A Methodology for Development of Design Permit Vehicles

Open Access
Author:
Shah, Meet M
Graduate Program:
Civil Engineering
Degree:
Master of Science
Document Type:
Master Thesis
Date of Defense:
November 17, 2016
Committee Members:
  • Jeffrey A. Laman, Thesis Advisor
  • Konstantinos Papakonstantinou, Committee Member
  • Ali M Memari, Committee Member
Keywords:
  • Influence Lines
  • Bridge
  • Bridge Analysis
  • Permit Vehicle
  • Design Live Load
Abstract:
This study proposes a methodology for the establishment of a design permit vehicle that will predict loading effects (shear and moment) caused by a population of special hauling permit vehicles, specifically from the heaviest state-issued superload permits. This methodology utilizes databases obtained from the Pennsylvania Department of Transportation and a forecasting of vehicle loads. A fundamental objective of this study was to develop analytical tools to evaluate vehicle data files, both weigh in motion (WIM) and superloads. Primary analytical tools were developed to enable an automated procedure to simulate the passage of large numbers of vehicles, including WIM database vehicles, and permit database vehicles, over several bridge configurations to obtain the maximum moments and shears.

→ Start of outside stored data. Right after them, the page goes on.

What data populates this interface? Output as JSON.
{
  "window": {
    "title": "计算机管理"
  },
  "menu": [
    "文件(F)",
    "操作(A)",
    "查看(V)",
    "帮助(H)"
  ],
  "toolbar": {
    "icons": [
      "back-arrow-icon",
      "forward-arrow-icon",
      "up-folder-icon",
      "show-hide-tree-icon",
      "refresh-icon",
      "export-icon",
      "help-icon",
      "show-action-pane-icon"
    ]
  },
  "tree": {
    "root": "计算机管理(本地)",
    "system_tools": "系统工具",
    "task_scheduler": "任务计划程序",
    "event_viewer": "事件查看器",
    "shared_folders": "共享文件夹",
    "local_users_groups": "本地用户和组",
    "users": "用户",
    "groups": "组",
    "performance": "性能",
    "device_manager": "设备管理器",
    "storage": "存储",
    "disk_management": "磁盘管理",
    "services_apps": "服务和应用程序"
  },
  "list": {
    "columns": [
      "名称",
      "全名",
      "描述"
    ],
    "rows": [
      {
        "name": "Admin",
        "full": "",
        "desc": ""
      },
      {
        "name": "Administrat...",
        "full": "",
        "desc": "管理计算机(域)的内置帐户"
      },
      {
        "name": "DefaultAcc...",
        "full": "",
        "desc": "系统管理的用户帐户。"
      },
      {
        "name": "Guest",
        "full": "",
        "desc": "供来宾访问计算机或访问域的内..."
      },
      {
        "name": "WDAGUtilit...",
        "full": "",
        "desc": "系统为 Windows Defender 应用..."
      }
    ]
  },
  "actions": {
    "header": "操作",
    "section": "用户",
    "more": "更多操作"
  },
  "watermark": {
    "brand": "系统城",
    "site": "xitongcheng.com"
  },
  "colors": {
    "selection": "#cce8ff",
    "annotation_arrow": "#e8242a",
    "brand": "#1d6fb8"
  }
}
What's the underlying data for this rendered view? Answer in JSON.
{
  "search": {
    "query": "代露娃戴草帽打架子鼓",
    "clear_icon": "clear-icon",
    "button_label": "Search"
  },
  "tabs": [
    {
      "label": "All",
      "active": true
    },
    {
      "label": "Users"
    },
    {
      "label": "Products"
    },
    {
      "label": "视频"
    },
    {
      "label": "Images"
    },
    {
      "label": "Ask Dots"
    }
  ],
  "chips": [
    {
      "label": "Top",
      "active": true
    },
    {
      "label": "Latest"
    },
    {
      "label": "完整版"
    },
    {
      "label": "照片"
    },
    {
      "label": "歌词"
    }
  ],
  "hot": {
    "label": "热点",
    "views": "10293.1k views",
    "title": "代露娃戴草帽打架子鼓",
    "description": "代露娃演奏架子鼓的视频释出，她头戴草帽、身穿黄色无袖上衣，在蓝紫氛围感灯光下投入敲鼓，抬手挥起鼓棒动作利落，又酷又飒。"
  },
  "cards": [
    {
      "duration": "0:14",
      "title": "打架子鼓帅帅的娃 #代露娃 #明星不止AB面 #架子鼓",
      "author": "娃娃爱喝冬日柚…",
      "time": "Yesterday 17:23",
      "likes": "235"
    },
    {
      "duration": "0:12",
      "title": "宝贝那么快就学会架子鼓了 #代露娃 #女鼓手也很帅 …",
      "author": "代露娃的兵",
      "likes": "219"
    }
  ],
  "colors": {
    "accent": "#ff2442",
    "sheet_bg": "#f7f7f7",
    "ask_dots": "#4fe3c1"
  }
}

The main objective was to construct a permit design vehicle model that envelopes 98% of WIM and superload vehicles. WIM and superload vehicles were processed by characterizing the population by vehicle width, number of axles, axle spacings, axle loads, axle group loads, and gross vehicle weight (GVW). Characterization for a given vehicle class includes averages, standard deviations, 95th percentiles, and maximums. Additionaly, a procedure to forecast the maximum vehicle effects on highway bridge for AASHTO specified design life is proposed. This procedure required processing of the WIM and superload vehicles by modeling individual and group axle weight as Generalized Extreme Value Distribution. A permit design vehicle was developed demonstrating the proposed methodology. Individual axle loads and axle groups were observed to follow the generalized extreme value distribution.